Rabu, 27 September 2017 12:45

Panas! Gerindra Tuding PKS Tak Beretika Featured

Panas! Gerindra Tuding PKS Tak Beretika Ketua DPD Gerindra Jabar, Mulyadi
PROKLAMASI.co.id - Hubungan Partai Gerindra dan Partai Keadilan Sejahtera (PKS) terkait Pilgub Jawa Barat 2018 sepertinya semakin memanas. Hal ini setelah PKS bermanuver melakukan penjajakan koalisi dengan PAN.
 
Ketua DPD Gerindra Jabar, Mulyadi geram dengan manuver partai pimpinan Sohibul Iman itu. Ia bahkan menyebut PKS tak memiliki etika.
 
"Langkah PKS, untuk Gerindra Jabar, sangat kontraproduktif untuk memperbaiki kerja sama dan kami anggap tidak memiliki etika dalam kemungkinan koalisi di Pilgub Jabar," ujar Mulyadi kepada wartawan, Rabu (27/9/2017).
 
Menurut Mulyadi, mungkin PKS Jabar merasa dapat langsung bermanuver ke pusat dan menganggap keberadaan Gerindra di daerah tidak penting. Seharusnya, menurut Mulyadi, PKS Jabar mempertimbangkan pernyataan Ketum Gerindra Prabowo Subianto soal Pilgub Jabar.
 
"Padahal Pak Prabowo sudah menegaskan bahwa untuk Pilgub Jabar beliau akan mendengarkan rekomendasi Gerindra Jabar. Ini (PKS) malah mendahulukan ketemu DPW PAN Jabar untuk bahas Pilgub Jabar 2018," ujar Mulyadi. 
 
Secara tidak langsung, kata Mulyadi, jajaran pengurus DPD dan DPC Gerindra se-Jabar dianggap tidak ada oleh DPW PKS Jabar.

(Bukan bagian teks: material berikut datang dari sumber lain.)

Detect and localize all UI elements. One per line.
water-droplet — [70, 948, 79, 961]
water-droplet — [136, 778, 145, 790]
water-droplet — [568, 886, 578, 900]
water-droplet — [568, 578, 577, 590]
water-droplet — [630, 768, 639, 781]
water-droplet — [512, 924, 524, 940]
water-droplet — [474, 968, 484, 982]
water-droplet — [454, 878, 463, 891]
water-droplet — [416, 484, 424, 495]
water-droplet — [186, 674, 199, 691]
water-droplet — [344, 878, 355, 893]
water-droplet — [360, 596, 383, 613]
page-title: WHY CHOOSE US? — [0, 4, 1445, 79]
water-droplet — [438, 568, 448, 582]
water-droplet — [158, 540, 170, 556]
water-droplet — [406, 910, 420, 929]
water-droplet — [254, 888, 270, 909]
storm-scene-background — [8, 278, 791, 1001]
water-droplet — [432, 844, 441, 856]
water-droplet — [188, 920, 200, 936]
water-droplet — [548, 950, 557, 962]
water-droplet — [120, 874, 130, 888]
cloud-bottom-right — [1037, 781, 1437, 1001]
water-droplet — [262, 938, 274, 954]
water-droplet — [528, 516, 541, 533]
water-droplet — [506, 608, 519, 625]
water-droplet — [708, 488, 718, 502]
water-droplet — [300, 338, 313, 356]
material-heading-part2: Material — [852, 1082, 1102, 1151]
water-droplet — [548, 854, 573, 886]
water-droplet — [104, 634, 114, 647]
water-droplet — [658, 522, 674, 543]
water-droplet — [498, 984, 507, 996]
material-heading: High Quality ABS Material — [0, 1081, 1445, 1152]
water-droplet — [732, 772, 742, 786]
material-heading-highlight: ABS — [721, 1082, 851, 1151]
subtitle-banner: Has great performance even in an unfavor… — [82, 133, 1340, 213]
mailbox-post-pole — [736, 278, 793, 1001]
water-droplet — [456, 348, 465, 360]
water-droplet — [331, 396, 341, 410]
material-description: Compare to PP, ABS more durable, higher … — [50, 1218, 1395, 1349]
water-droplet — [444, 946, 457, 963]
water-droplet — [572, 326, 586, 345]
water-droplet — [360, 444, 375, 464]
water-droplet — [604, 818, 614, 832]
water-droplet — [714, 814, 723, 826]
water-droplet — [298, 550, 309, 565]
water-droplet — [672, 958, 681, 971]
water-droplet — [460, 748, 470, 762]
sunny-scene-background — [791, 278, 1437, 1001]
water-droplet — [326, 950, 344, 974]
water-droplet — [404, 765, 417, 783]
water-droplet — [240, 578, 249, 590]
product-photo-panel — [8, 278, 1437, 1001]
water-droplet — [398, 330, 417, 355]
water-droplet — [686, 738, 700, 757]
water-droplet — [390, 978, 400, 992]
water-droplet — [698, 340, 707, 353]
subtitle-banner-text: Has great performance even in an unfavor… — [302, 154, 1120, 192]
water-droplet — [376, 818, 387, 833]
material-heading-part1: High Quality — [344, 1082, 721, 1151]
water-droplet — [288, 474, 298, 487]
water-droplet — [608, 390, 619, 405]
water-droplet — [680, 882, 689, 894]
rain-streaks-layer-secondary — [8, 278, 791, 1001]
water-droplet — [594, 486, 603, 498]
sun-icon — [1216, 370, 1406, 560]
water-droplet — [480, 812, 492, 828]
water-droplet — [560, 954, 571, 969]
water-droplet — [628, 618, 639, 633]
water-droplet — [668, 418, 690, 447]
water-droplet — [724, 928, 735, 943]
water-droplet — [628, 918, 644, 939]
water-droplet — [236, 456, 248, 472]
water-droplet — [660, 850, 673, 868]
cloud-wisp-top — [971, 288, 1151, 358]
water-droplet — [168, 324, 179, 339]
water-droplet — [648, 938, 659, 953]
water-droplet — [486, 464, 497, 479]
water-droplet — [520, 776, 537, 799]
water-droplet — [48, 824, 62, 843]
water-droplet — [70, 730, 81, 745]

Hal ini kembali membuat Gerindra tidak nyaman.
 
"Justru langkah DPW PKS ini akan mempertegas sikap untuk mencabut pernyataan dukungan yang diskenariokan PKS," jelas dia. 
 
"Sikap ini untuk menjaga marwah partai Gerindra Jabar yang sama sekali tidak 'dianggap' oleh PKS," sambung Mulyadi.
 
Lebih lanjut, Mulyadi mengaku telah mengontak Ketua DPW PAN Jabar Hasbullah soal rencana pertemuan dengan PKS. Menurut penuturan Mulyadi, Hasbullah membantah pertemuan itu. 
 
"Baru saja saya konfirmasi ke Ketua DPW PAN Pak Hasbullah, beliau membantah sudah diajak bicara terkait Pilgub oleh DPW PKS," tegas Mulyadi.
 
Sebelumnya, Gerindra dan PKS sepakat untuk berkoalisi di Pilgub Jabar 2018 dengan mengusung Deddy Mizwar-Syaikhu. Namun, belakangan, Gerindra menyatakan akan mempertimbangkan kembali skenario tersebut. Pasalnya, pasangan tersebut dinilai belum siap.